The Washington Post discovered the compromised database and alerted the administration last week, before publishing a story about it on Friday, after efforts had been made to protect the sensitive information from further compromise.
According to the Post:
The Centers for Medicare and Medicaid Services (CMS) last year created a directory to help seniors look up which doctors and medical providers accept which insurance plans, framing it as an overdue improvement and part of the Trump administration’s initiative to modernize health care technology.
But a publicly accessible database used to populate the directory contains some of the providers’ Social Security numbers, linked to their names and other identifying information. For at least several weeks, CMS made the database available for public use as part of its data transparency efforts.
While the reporting noted that the files were "not immediately visible to users who [visited] the provider directory," lawmakers and experts said the compromised information would be a treasure trove for fraudsters.
“The more we learn about how the Trump Administration handles the people’s most sensitive data, the clearer their incompetence becomes."
Critics pounced on the new reporting, calling it "yet another mess-up by the Team Trump" and only the latest evidence that the administration cannot and should not be trusted to protect the nation's most successful anti-poverty programs or the sensitive personal data of the American people who entrust the government with that information.
"Over and over again, the Trump administration is exposing private Social Security data," said Social Security Works, an advocacy group that serves as a public watchdog for the nation's social programs.
The compromised database, said the group, "is a goldmine for identity thieves, scammers, and foreign governments.

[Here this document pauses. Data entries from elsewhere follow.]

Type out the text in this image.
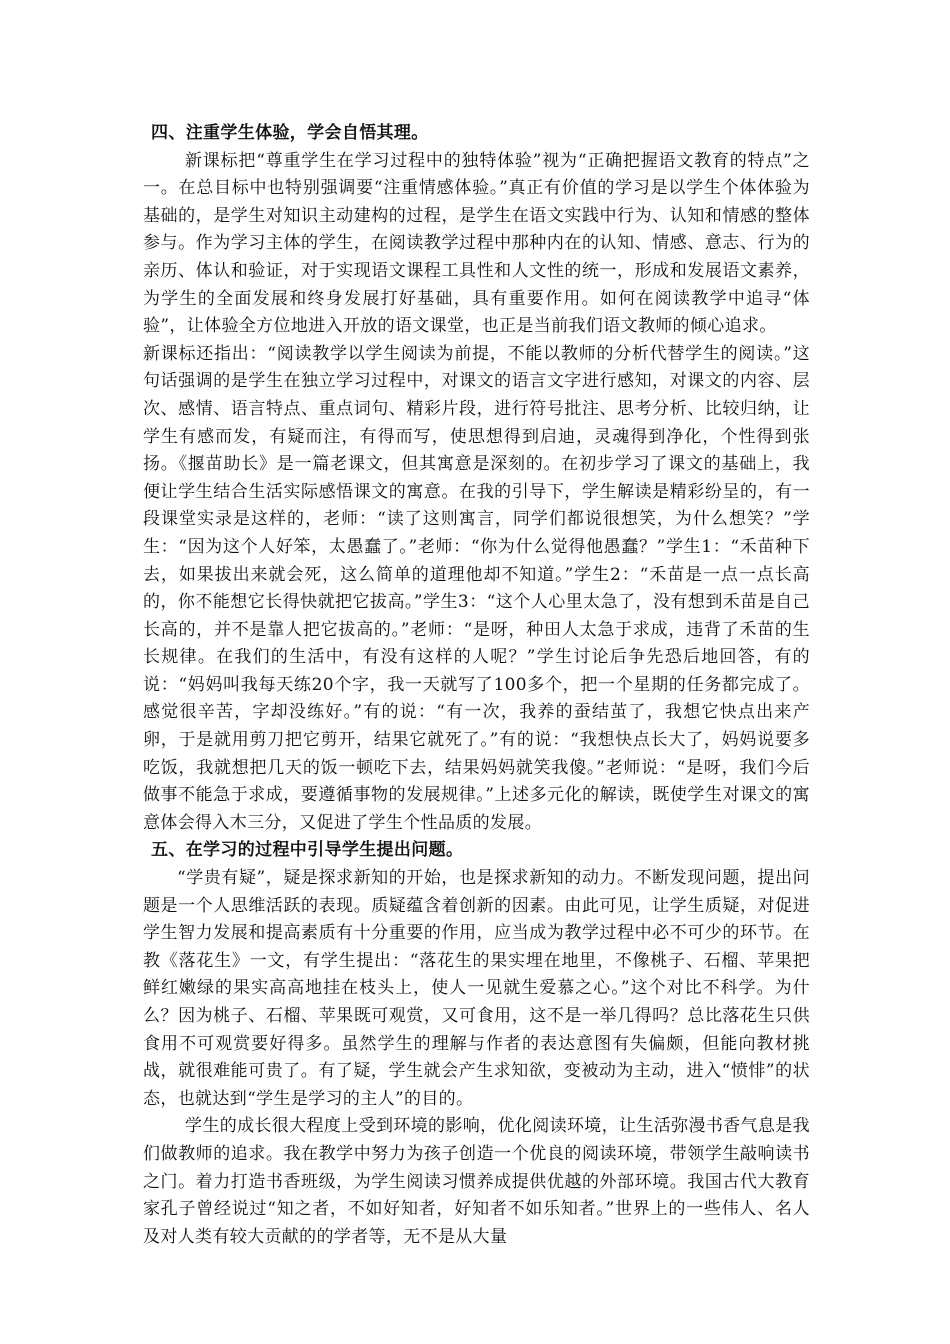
四、注重学生体验，学会自悟其理。

新课标把“尊重学生在学习过程中的独特体验”视为“正确把握语文教育的特点”之一。在总目标中也特别强调要“注重情感体验。”真正有价值的学习是以学生个体体验为基础的，是学生对知识主动建构的过程，是学生在语文实践中行为、认知和情感的整体参与。作为学习主体的学生，在阅读教学过程中那种内在的认知、情感、意志、行为的亲历、体认和验证，对于实现语文课程工具性和人文性的统一，形成和发展语文素养，为学生的全面发展和终身发展打好基础，具有重要作用。如何在阅读教学中追寻“体验”，让体验全方位地进入开放的语文课堂，也正是当前我们语文教师的倾心追求。

新课标还指出：“阅读教学以学生阅读为前提，不能以教师的分析代替学生的阅读。”这句话强调的是学生在独立学习过程中，对课文的语言文字进行感知，对课文的内容、层次、感情、语言特点、重点词句、精彩片段，进行符号批注、思考分析、比较归纳，让学生有感而发，有疑而注，有得而写，使思想得到启迪，灵魂得到净化，个性得到张扬。《揠苗助长》是一篇老课文，但其寓意是深刻的。在初步学习了课文的基础上，我便让学生结合生活实际感悟课文的寓意。在我的引导下，学生解读是精彩纷呈的，有一段课堂实录是这样的，老师：“读了这则寓言，同学们都说很想笑，为什么想笑？”学生：“因为这个人好笨，太愚蠢了。”老师：“你为什么觉得他愚蠢？”学生1：“禾苗种下去，如果拔出来就会死，这么简单的道理他却不知道。”学生2：“禾苗是一点一点长高的，你不能想它长得快就把它拔高。”学生3：“这个人心里太急了，没有想到禾苗是自己长高的，并不是靠人把它拔高的。”老师：“是呀，种田人太急于求成，违背了禾苗的生长规律。在我们的生活中，有没有这样的人呢？”学生讨论后争先恐后地回答，有的说：“妈妈叫我每天练20个字，我一天就写了100多个，把一个星期的任务都完成了。感觉很辛苦，字却没练好。”有的说：“有一次，我养的蚕结茧了，我想它快点出来产卵，于是就用剪刀把它剪开，结果它就死了。”有的说：“我想快点长大了，妈妈说要多吃饭，我就想把几天的饭一顿吃下去，结果妈妈就笑我傻。”老师说：“是呀，我们今后做事不能急于求成，要遵循事物的发展规律。”上述多元化的解读，既使学生对课文的寓意体会得入木三分，又促进了学生个性品质的发展。

五、在学习的过程中引导学生提出问题。

“学贵有疑”，疑是探求新知的开始，也是探求新知的动力。不断发现问题，提出问题是一个人思维活跃的表现。质疑蕴含着创新的因素。由此可见，让学生质疑，对促进学生智力发展和提高素质有十分重要的作用，应当成为教学过程中必不可少的环节。在教《落花生》一文，有学生提出：“落花生的果实埋在地里，不像桃子、石榴、苹果把鲜红嫩绿的果实高高地挂在枝头上，使人一见就生爱慕之心。”这个对比不科学。为什么？因为桃子、石榴、苹果既可观赏，又可食用，这不是一举几得吗？总比落花生只供食用不可观赏要好得多。虽然学生的理解与作者的表达意图有失偏颇，但能向教材挑战，就很难能可贵了。有了疑，学生就会产生求知欲，变被动为主动，进入“愤悱”的状态，也就达到“学生是学习的主人”的目的。

学生的成长很大程度上受到环境的影响，优化阅读环境，让生活弥漫书香气息是我们做教师的追求。我在教学中努力为孩子创造一个优良的阅读环境，带领学生敲响读书之门。着力打造书香班级，为学生阅读习惯养成提供优越的外部环境。我国古代大教育家孔子曾经说过“知之者，不如好知者，好知者不如乐知者。”世界上的一些伟人、名人及对人类有较大贡献的的学者等，无不是从大量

And it is undermining the very foundation of our Social Security system."
"This is a failure by this administration," said Sen. Ruben Gallego (D-Ariz.) in response to the reporting. "Exposing Social Security numbers, whether patients or providers, is unacceptable."
Rep. Richard Neal (D-Mass.), the ranking member of the House committee that oversees the Medicare program, put the onus on his Republican colleagues in Congress.

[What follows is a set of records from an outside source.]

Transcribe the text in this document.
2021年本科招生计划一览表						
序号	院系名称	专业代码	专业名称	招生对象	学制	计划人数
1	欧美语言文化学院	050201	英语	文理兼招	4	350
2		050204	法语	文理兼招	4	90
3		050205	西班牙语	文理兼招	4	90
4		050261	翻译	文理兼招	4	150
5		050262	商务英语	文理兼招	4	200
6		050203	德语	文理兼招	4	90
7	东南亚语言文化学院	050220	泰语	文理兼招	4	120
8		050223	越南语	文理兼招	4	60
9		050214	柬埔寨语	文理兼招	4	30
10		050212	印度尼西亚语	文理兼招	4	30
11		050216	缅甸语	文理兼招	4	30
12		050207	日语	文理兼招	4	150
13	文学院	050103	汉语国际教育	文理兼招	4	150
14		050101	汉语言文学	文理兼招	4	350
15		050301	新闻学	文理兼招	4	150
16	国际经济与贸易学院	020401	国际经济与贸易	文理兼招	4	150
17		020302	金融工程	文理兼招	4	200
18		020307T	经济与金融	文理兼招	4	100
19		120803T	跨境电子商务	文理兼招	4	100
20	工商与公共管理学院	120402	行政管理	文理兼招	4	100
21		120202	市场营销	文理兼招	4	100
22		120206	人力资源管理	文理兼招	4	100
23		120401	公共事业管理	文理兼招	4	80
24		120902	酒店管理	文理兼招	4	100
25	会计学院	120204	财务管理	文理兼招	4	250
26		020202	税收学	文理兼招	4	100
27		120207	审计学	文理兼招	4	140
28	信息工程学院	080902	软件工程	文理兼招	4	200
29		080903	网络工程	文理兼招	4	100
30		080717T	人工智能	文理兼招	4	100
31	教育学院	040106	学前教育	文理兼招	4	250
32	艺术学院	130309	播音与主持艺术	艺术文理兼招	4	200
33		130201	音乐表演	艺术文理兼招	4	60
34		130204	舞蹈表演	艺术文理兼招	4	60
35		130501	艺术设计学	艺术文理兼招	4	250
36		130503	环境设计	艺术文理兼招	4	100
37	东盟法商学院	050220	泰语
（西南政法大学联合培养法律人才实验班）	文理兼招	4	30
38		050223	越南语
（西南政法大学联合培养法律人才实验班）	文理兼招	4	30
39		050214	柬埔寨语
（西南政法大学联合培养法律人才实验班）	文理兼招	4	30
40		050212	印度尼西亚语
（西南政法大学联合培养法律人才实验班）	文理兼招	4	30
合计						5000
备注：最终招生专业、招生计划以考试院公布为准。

“The more we learn about how the Trump Administration handles the people’s most sensitive data, the clearer their incompetence becomes,” Neal told the Post in a statement. “Do House Republicans need to see their own data exposed before they do right by their constituents and act?”

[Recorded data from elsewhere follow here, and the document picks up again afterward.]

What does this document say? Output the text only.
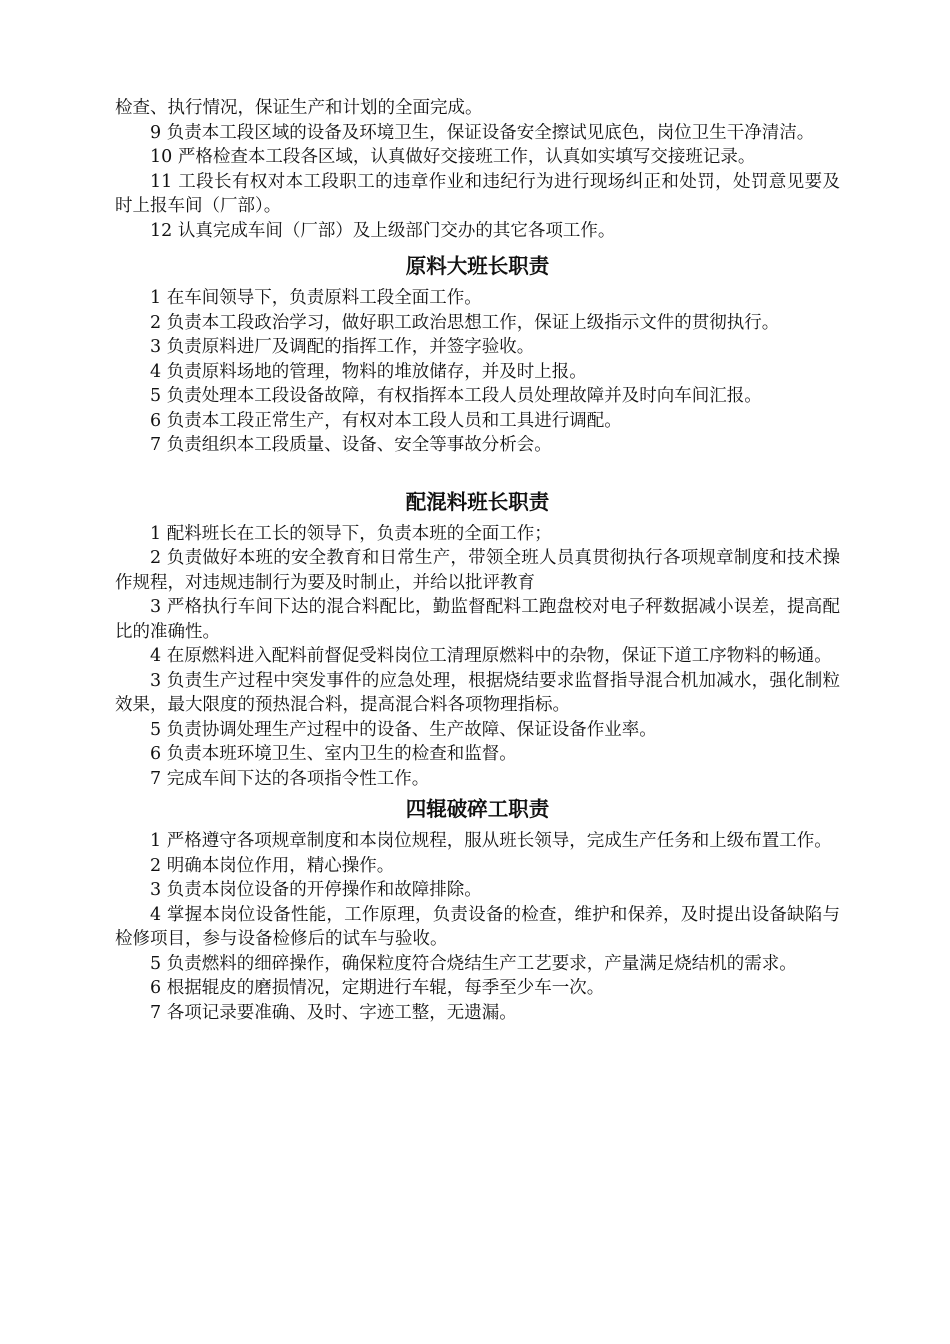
检查、执行情况，保证生产和计划的全面完成。

9 负责本工段区域的设备及环境卫生，保证设备安全擦试见底色，岗位卫生干净清洁。

10 严格检查本工段各区域，认真做好交接班工作，认真如实填写交接班记录。

11 工段长有权对本工段职工的违章作业和违纪行为进行现场纠正和处罚，处罚意见要及时上报车间（厂部）。

12 认真完成车间（厂部）及上级部门交办的其它各项工作。

原料大班长职责

1 在车间领导下，负责原料工段全面工作。

2 负责本工段政治学习，做好职工政治思想工作，保证上级指示文件的贯彻执行。

3 负责原料进厂及调配的指挥工作，并签字验收。

4 负责原料场地的管理，物料的堆放储存，并及时上报。

5 负责处理本工段设备故障，有权指挥本工段人员处理故障并及时向车间汇报。

6 负责本工段正常生产，有权对本工段人员和工具进行调配。

7 负责组织本工段质量、设备、安全等事故分析会。

配混料班长职责

1 配料班长在工长的领导下，负责本班的全面工作；

2 负责做好本班的安全教育和日常生产，带领全班人员真贯彻执行各项规章制度和技术操作规程，对违规违制行为要及时制止，并给以批评教育

3 严格执行车间下达的混合料配比，勤监督配料工跑盘校对电子秤数据减小误差，提高配比的准确性。

4 在原燃料进入配料前督促受料岗位工清理原燃料中的杂物，保证下道工序物料的畅通。

3 负责生产过程中突发事件的应急处理，根据烧结要求监督指导混合机加减水，强化制粒效果，最大限度的预热混合料，提高混合料各项物理指标。

5 负责协调处理生产过程中的设备、生产故障、保证设备作业率。

6 负责本班环境卫生、室内卫生的检查和监督。

7 完成车间下达的各项指令性工作。

四辊破碎工职责

1 严格遵守各项规章制度和本岗位规程，服从班长领导，完成生产任务和上级布置工作。

2 明确本岗位作用，精心操作。

3 负责本岗位设备的开停操作和故障排除。

4 掌握本岗位设备性能，工作原理，负责设备的检查，维护和保养，及时提出设备缺陷与检修项目，参与设备检修后的试车与验收。

5 负责燃料的细碎操作，确保粒度符合烧结生产工艺要求，产量满足烧结机的需求。

6 根据辊皮的磨损情况，定期进行车辊，每季至少车一次。

7 各项记录要准确、及时、字迹工整，无遗漏。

In March, as Common Dreams reported at the time, a whistleblower filed a complaint with the Social Security Administration accusing a former staffer with Trump's Department of Government Efficiency (DOGE), run for a time by right-wing billionaire Elon Musk, of trying to share information from SSA databases with his private employer.
Since the outset of Trump's second term, DOGE's meddling with Social Security and Trump's undermining of the program have been the source of deep anger and concerns among the program's defenders.
In a social media post on Saturday citing the whistleblower allegations from March, Rep. John Larson (D-Conn.) said, "For more than a year, 'DOGE' has been combing through the American people's records. They want to use your data to overturn elections and profit in the private sector. Enough! This administration must be held accountable for this massive data breach!
On Friday, responding to the Post's new reporting about the compromised database of physicians' private information, Larsen condemned Republicans for their ongoing and pervasive failures in the face of Trump's malfeasance and incompetence.
DOGE, said Larsen, "has been in your data for more than a year. We just learned that physicians' Social Security numbers were publicly exposed in an online portal launched by ‘DOGE’ officials."
"If this isn't enough for Republicans to act," he asked, "where will they draw the line?"